E’ passato il decreto della Gelmini. Un taglio senza bersagli e un caotico modo di affrontare la vicenda. E’ strano, come in Italia, ciò che conti non sia il futuro ma il presente. Abbiamo vissuto per anni di rendita degli anni d’oro dell’italia, in cui il valore del nostro paese era rispettato. La Fiat, il gruppo Eni, l’enel. I fiori all’occhiello di un’industrializzazione all’italiana.
Vediamo il decreto Gelmini nelle sue parti:
Il decreto legge 137/2008 si accompagna alle misure previste nel dl 112, collegato alla Finanziaria, che prevede forti tagli agli organici e alla didattica che nel prossimo triennio puntano a far risparmiare alle casse dello stato 7,8 miliardi di euro: tra il 2009 e il 2012 verranno soppressi oltre 87 mila posti di docente praticamente in tutti gli ordini di scuole. Oltre ovviamente ai tanto pubblicizzati (e posti come la mozione di contrarietà da parte degli studenti…e qui sospiro, per la falsità di tale cosa) grembiulini obbligatori alle elementari, la reintroduzione del voto in condotta e quella dei voti in decimi. (ora ditemi come si può manifestare contro grembiulini e voto in condotta…).
Nel prossimo anno la ‘sforbiciata’ sarà più consistente (- 42mila posti), poi nel 2010 se ne elimineranno circa 25.500 e l’anno successivo poco meno di 20mila. L’interessante di questo tema è appunto, che il governa continua ad insistere che non sono licenziamenti. Deve ancora spiegare come e cosa faranno poi queste persone. Oltre al personale docente verrà tagliato il personale ATA, ovvero bidelli e similari. Per un numero di posti pari a 44.500 divisi tra direttori amministrativi (- 10mila), collaboratori scolastici (- 29mila), amministrativi e assistenti tecnici (- 4mila) tutti appartenenti al personale non docente.
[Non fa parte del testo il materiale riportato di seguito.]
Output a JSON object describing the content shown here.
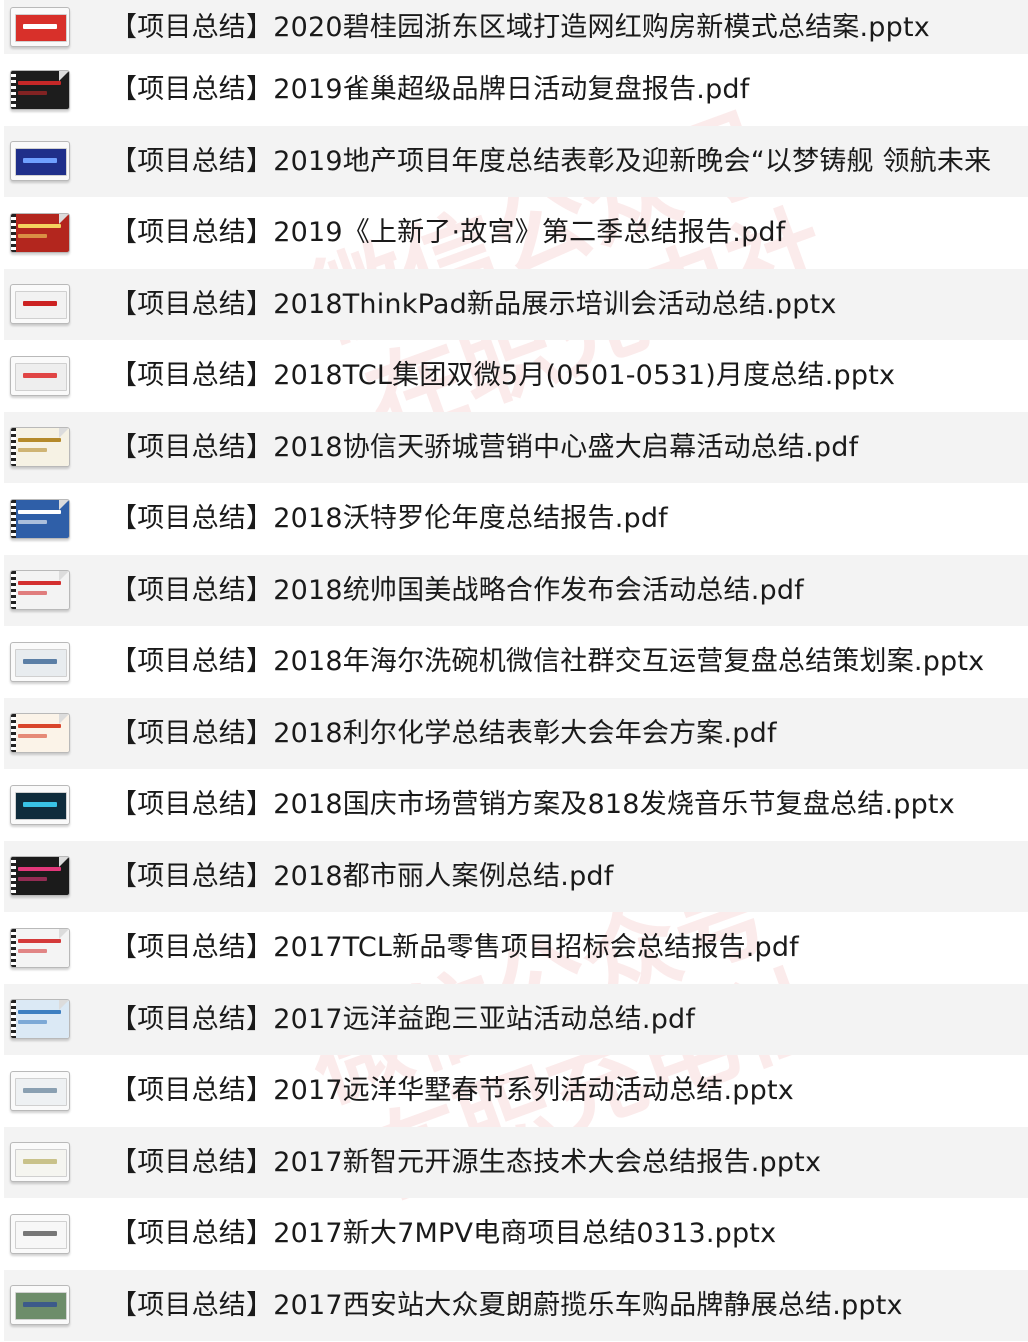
{
  "files": [
    {
      "name": "【项目总结】2020碧桂园浙东区域打造网红购房新模式总结案.pptx",
      "thumb_style": "slide",
      "thumb_color": "#d8302a",
      "thumb_accent": "#ffffff"
    },
    {
      "name": "【项目总结】2019雀巢超级品牌日活动复盘报告.pdf",
      "thumb_style": "doc",
      "thumb_color": "#1d1d1d",
      "thumb_accent": "#c62828"
    },
    {
      "name": "【项目总结】2019地产项目年度总结表彰及迎新晚会“以梦铸舰  领航未来",
      "thumb_style": "slide",
      "thumb_color": "#1f2f8a",
      "thumb_accent": "#6fa0ff"
    },
    {
      "name": "【项目总结】2019《上新了·故宫》第二季总结报告.pdf",
      "thumb_style": "doc",
      "thumb_color": "#b3261e",
      "thumb_accent": "#f4d35e"
    },
    {
      "name": "【项目总结】2018ThinkPad新品展示培训会活动总结.pptx",
      "thumb_style": "slide",
      "thumb_color": "#f2f2f2",
      "thumb_accent": "#cc2222"
    },
    {
      "name": "【项目总结】2018TCL集团双微5月(0501-0531)月度总结.pptx",
      "thumb_style": "slide",
      "thumb_color": "#eeeeee",
      "thumb_accent": "#e04545"
    },
    {
      "name": "【项目总结】2018协信天骄城营销中心盛大启幕活动总结.pdf",
      "thumb_style": "doc",
      "thumb_color": "#f6f2e4",
      "thumb_accent": "#b58a2a"
    },
    {
      "name": "【项目总结】2018沃特罗伦年度总结报告.pdf",
      "thumb_style": "doc",
      "thumb_color": "#2f5fa8",
      "thumb_accent": "#ffffff"
    },
    {
      "name": "【项目总结】2018统帅国美战略合作发布会活动总结.pdf",
      "thumb_style": "doc",
      "thumb_color": "#f3f3f3",
      "thumb_accent": "#d32f2f"
    },
    {
      "name": "【项目总结】2018年海尔洗碗机微信社群交互运营复盘总结策划案.pptx",
      "thumb_style": "slide",
      "thumb_color": "#e8ecef",
      "thumb_accent": "#5b7fa6"
    },
    {
      "name": "【项目总结】2018利尔化学总结表彰大会年会方案.pdf",
      "thumb_style": "doc",
      "thumb_color": "#fbf3e8",
      "thumb_accent": "#d9452b"
    },
    {
      "name": "【项目总结】2018国庆市场营销方案及818发烧音乐节复盘总结.pptx",
      "thumb_style": "slide",
      "thumb_color": "#0f2c3c",
      "thumb_accent": "#39c3e6"
    },
    {
      "name": "【项目总结】2018都市丽人案例总结.pdf",
      "thumb_style": "doc",
      "thumb_color": "#1b1b1b",
      "thumb_accent": "#e2387a"
    },
    {
      "name": "【项目总结】2017TCL新品零售项目招标会总结报告.pdf",
      "thumb_style": "doc",
      "thumb_color": "#f4f4f4",
      "thumb_accent": "#d43a3a"
    },
    {
      "name": "【项目总结】2017远洋益跑三亚站活动总结.pdf",
      "thumb_style": "doc",
      "thumb_color": "#dbe9f5",
      "thumb_accent": "#3d7fc1"
    },
    {
      "name": "【项目总结】2017远洋华墅春节系列活动活动总结.pptx",
      "thumb_style": "slide",
      "thumb_color": "#eef1f3",
      "thumb_accent": "#8aa0b2"
    },
    {
      "name": "【项目总结】2017新智元开源生态技术大会总结报告.pptx",
      "thumb_style": "slide",
      "thumb_color": "#f5f5f0",
      "thumb_accent": "#c9c28a"
    },
    {
      "name": "【项目总结】2017新大7MPV电商项目总结0313.pptx",
      "thumb_style": "slide",
      "thumb_color": "#f7f7f7",
      "thumb_accent": "#777777"
    },
    {
      "name": "【项目总结】2017西安站大众夏朗蔚揽乐车购品牌静展总结.pptx",
      "thumb_style": "slide",
      "thumb_color": "#6d8d6a",
      "thumb_accent": "#3c5a8a"
    }
  ],
  "watermark": {
    "line1": "微信公众号",
    "line2": "在职充电社"
  }
}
Il concetto del governo è quello di portare il rapporto studenti e docenti alla media europea. Ora in Italia il rapporto è di 8,94. La fine di questi tagli sarà il 2012 ove il rapporto dovrebbe essere 9, 94.
Il fatto interessante di questo modello del governo è hanno programmato questo premeditando che il numero degli alluni rimanga pressochè invariato. Se il numero aumenterà( degli alunni) il taglio sarà minore, se il numero diminuirà sarà maggiore. Vedremo. Mi piace la politica del “forse” (ironico, ndr).
Le ore per il tempo pieno, ovvero per esigenza di ‘copertura’ del tempo pieno o comunque superiore alle 24 ore settimanali di base verranno retribuiti attraverso il fondo d’istituto integrato dai risparmi ricavati dall’applicazione della finanziaria approvata con la legge n. 133 del 6 agosto scorso.
In pratica le eventuali ore aggiuntive svolte dal ‘maestro unico’ saranno, almeno per questa prima fase transitoria, retribuite con il fondo di istituto di ogni singola scuola che il Miur provvederà a finanziare anche in base alle specifiche necessità. Speriamo in quel “fase transitoria”.
Che dire, si è parlato di referendum. Io voterò per questa abrogazione. Se non verrà abrogato, almeno avrò fatto un qualcosa per cambiare la degenerazione del mio paese.